O careca

- bête noire, bête noire chéri

Não lhe parecia, nunca, te juro. As amigas denunciavam: Te fará mal, querida. A Maxine, de bochechas rosadas e de pele aveludada não merecia a ele. Ah, mas o seu cabelo, que belo era - cabelo forte, brilhante. Parecia cheio de Grease.

Gustave parecia o homem certo, mas algo nele suspeitava. O que encantava era seu cabelo, que lindo cabelo. Já mencionei isto antes, embora nunca seja demais lembrar quão bela era sua peruca.

- Peruca?

-Peruca

Não sabiam que era peruca. Gustave se casou sem revelar seu maior segredo. Nunca lhe havia um fio de cabelo brotado na cabeça. Mentira, um. Somente um, motivo de chacota. Maxine tinha cabelo demais, cabelo que não acabava nunca, que arrastava no chão. Quando descobriu, desfaleceu. Era demais para ela. O que iriam pensar todos? E a peruca era colocada religiosamente no criado-mudo ao lado da cama, sempre que iam dormir. Ela não conseguia dormir pensando que a peruca, inerte, como um rato morto jazia ao lado. Maxine via o reflexo da janela na careca de seu marido.
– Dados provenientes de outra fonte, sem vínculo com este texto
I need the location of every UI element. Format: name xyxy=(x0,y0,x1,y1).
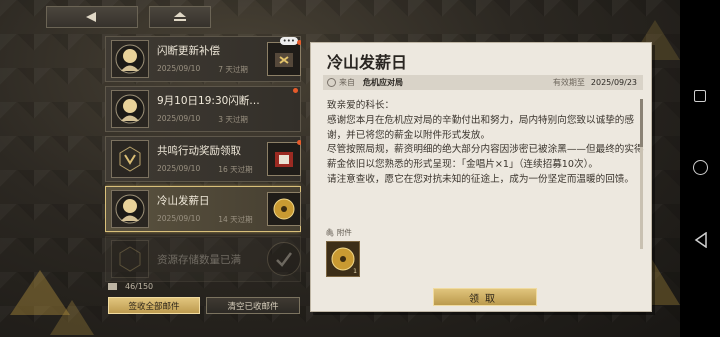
recents-icon[interactable] xyxy=(694,90,706,102)
claim-button[interactable]: 领取 xyxy=(433,288,537,306)
mail-detail-title: 冷山发薪日 xyxy=(327,53,408,72)
mail-item[interactable]: 共鸣行动奖励领取 2025/09/10 16 天过期 xyxy=(105,136,301,182)
gold-record-icon xyxy=(267,192,301,226)
attachment-item[interactable]: 1 xyxy=(326,241,360,277)
mail-body: 致亲爱的科长： 感谢您本月在危机应对局的辛勤付出和努力，局内特别向您致以诚挚的感… xyxy=(327,100,644,185)
mail-date: 2025/09/10 xyxy=(157,64,201,73)
mail-count-text: 46/150 xyxy=(125,282,154,291)
mail-item[interactable]: 资源存储数量已满 xyxy=(105,236,301,282)
home-icon xyxy=(174,12,186,21)
mail-item[interactable]: 9月10日19:30闪断… 2025/09/10 3 天过期 xyxy=(105,86,301,132)
sender-icon xyxy=(327,78,336,87)
mail-expiry: 14 天过期 xyxy=(218,215,253,224)
mail-title: 闪断更新补偿 xyxy=(157,45,220,57)
gold-record-icon xyxy=(331,247,355,271)
mail-title: 共鸣行动奖励领取 xyxy=(157,145,241,157)
supply-box-icon: ••• xyxy=(267,37,301,76)
from-label: 来自 xyxy=(339,78,355,87)
mail-date: 2025/09/10 xyxy=(157,164,201,173)
mail-expiry: 7 天过期 xyxy=(218,65,248,74)
scrollbar-thumb[interactable] xyxy=(640,99,643,147)
character-avatar xyxy=(111,40,149,78)
character-avatar xyxy=(111,190,149,228)
paperclip-icon: 🖇 xyxy=(325,228,335,237)
clear-received-button[interactable]: 清空已收邮件 xyxy=(206,297,300,314)
emblem-avatar xyxy=(111,240,149,278)
mail-icon xyxy=(108,283,117,290)
mail-count: 46/150 xyxy=(108,282,153,291)
red-box-icon xyxy=(267,140,301,176)
mail-item[interactable]: 闪断更新补偿 2025/09/10 7 天过期 ••• xyxy=(105,36,301,82)
claim-all-button[interactable]: 签收全部邮件 xyxy=(108,297,200,314)
check-icon xyxy=(267,242,301,276)
unread-dot xyxy=(293,88,298,93)
mail-title: 冷山发薪日 xyxy=(157,195,210,207)
back-button[interactable] xyxy=(46,6,138,28)
mail-detail-panel: 冷山发薪日 来自 危机应对局 有效期至 2025/09/23 致亲爱的科长： 感… xyxy=(310,42,652,312)
scrollbar[interactable] xyxy=(640,99,643,249)
attachment-label-text: 附件 xyxy=(336,228,352,237)
attachment-qty: 1 xyxy=(353,268,357,275)
mail-title: 资源存储数量已满 xyxy=(157,253,241,266)
sender-name: 危机应对局 xyxy=(363,78,403,87)
unread-dot xyxy=(297,140,301,145)
mail-date: 2025/09/10 xyxy=(157,214,201,223)
attachment-label: 🖇 附件 xyxy=(325,227,352,238)
unread-dot xyxy=(297,40,301,45)
expiry-label: 有效期至 xyxy=(552,78,585,87)
home-button[interactable] xyxy=(149,6,211,28)
decor-triangle xyxy=(50,300,94,335)
home-nav-icon[interactable] xyxy=(693,160,708,175)
mail-item-selected[interactable]: 冷山发薪日 2025/09/10 14 天过期 xyxy=(105,186,301,232)
mail-expiry: 16 天过期 xyxy=(218,165,253,174)
expiry-date: 2025/09/23 xyxy=(590,78,637,87)
back-nav-icon[interactable] xyxy=(694,232,708,248)
more-badge: ••• xyxy=(279,37,298,45)
mail-list: 闪断更新补偿 2025/09/10 7 天过期 ••• 9月10日19:30闪断…… xyxy=(105,36,301,282)
mail-date: 2025/09/10 xyxy=(157,114,201,123)
emblem-avatar xyxy=(111,140,149,178)
sender-bar: 来自 危机应对局 有效期至 2025/09/23 xyxy=(323,75,643,90)
mail-expiry: 3 天过期 xyxy=(218,115,248,124)
mail-title: 9月10日19:30闪断… xyxy=(157,95,260,107)
back-arrow-icon xyxy=(86,12,96,22)
character-avatar xyxy=(111,90,149,128)
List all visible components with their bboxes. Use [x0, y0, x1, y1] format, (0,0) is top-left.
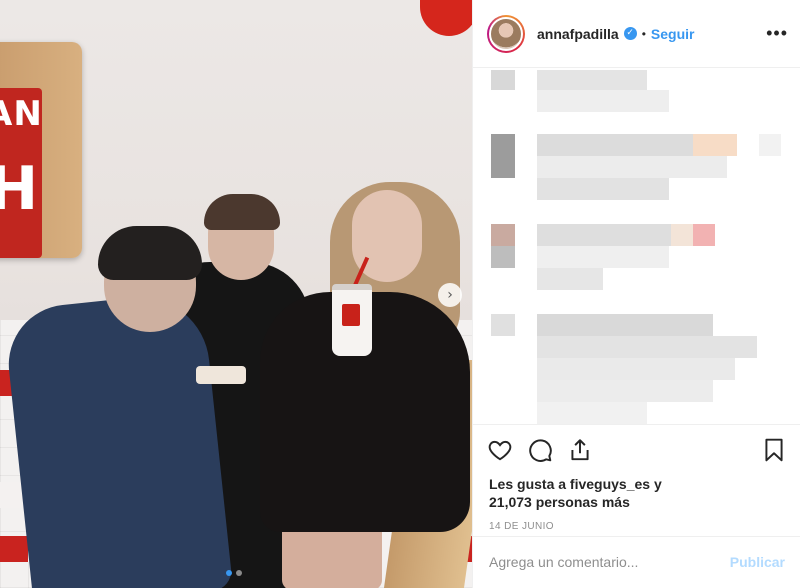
carousel-dot [226, 570, 232, 576]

Seu marido era calvo, careca. Calvo ou careca? Maxine depois descobriu ser a mesma coisa. Seus filhos o seriam também? Não iria suportar. Para ela, todo o encanto de Gustave se desvanecera ao revelar-se glabro. Nunca lhe passou pela cabeça como era fútil sua preocupação. Suas amigas, companheiras na futilidade, acreditavam ser de grande importância a quantidade de cabelo de Gustave. Achavam que boa pessoa não era, não podia ser, mentindo dessa maneira.

Não suportaria, teria que fugir. Pegou a primeira muda de roupas e se foi para a casa de maman. Noutro dia, longe e aliviada, ao repousar perto da janela, sentiu o cheiro de Gustave, o cheiro que ela esquecera, o aroma que se mantivera nele, mesmo careca. Nunca havia deixado de amá-lo, ou havia? Sentou-se no parapeito, de modo que sentia com mais clareza o aroma, o aroma dele. Viu que, na esquina próxima, um estabelecimento, uma pistrina. O cheiro de Gustave, cheiro de pão, de brioches.

Se postou em frente a uma bandeja de croissants e, num repente, se virou. No Croissant havia um fio de cabelo, havia um fio de cabelo no Croissant.

O trem já partia, Maxine chegara, tudo girava. O homem da fila lhe parecia ter cabelo demais, cabelo que lhe dava nojo, emaranhado, sujo. A moça da fila ao lado sacudia seu rabo, vassourando aos demais. Maxine deixou cair seu lenço, ao ajuntá-lo, sentiu que, juntamente com ele, uma massa de fios se enrolava em seu punho. Pêlos, pêlos, fios de cabelo. Por todo lado, em toda direção que olhava. Aquilo lhe subiu à garganta. Teve ânsia, ânsia de gritar, enjôos. Já não agüentava a espera, suava frio. Quando, afinal, se deparou com a conhecida portinhola de seu jardim, sentiu-se aliviada. Viu Gustave, o abraçou, como nunca antes. Aproveitou para checar se ainda continuava como antes. Uma sensação de limpeza a invadiu, ali estava seu maridinho, sem um fio de cabelo, como ela esperava, como ela desejava.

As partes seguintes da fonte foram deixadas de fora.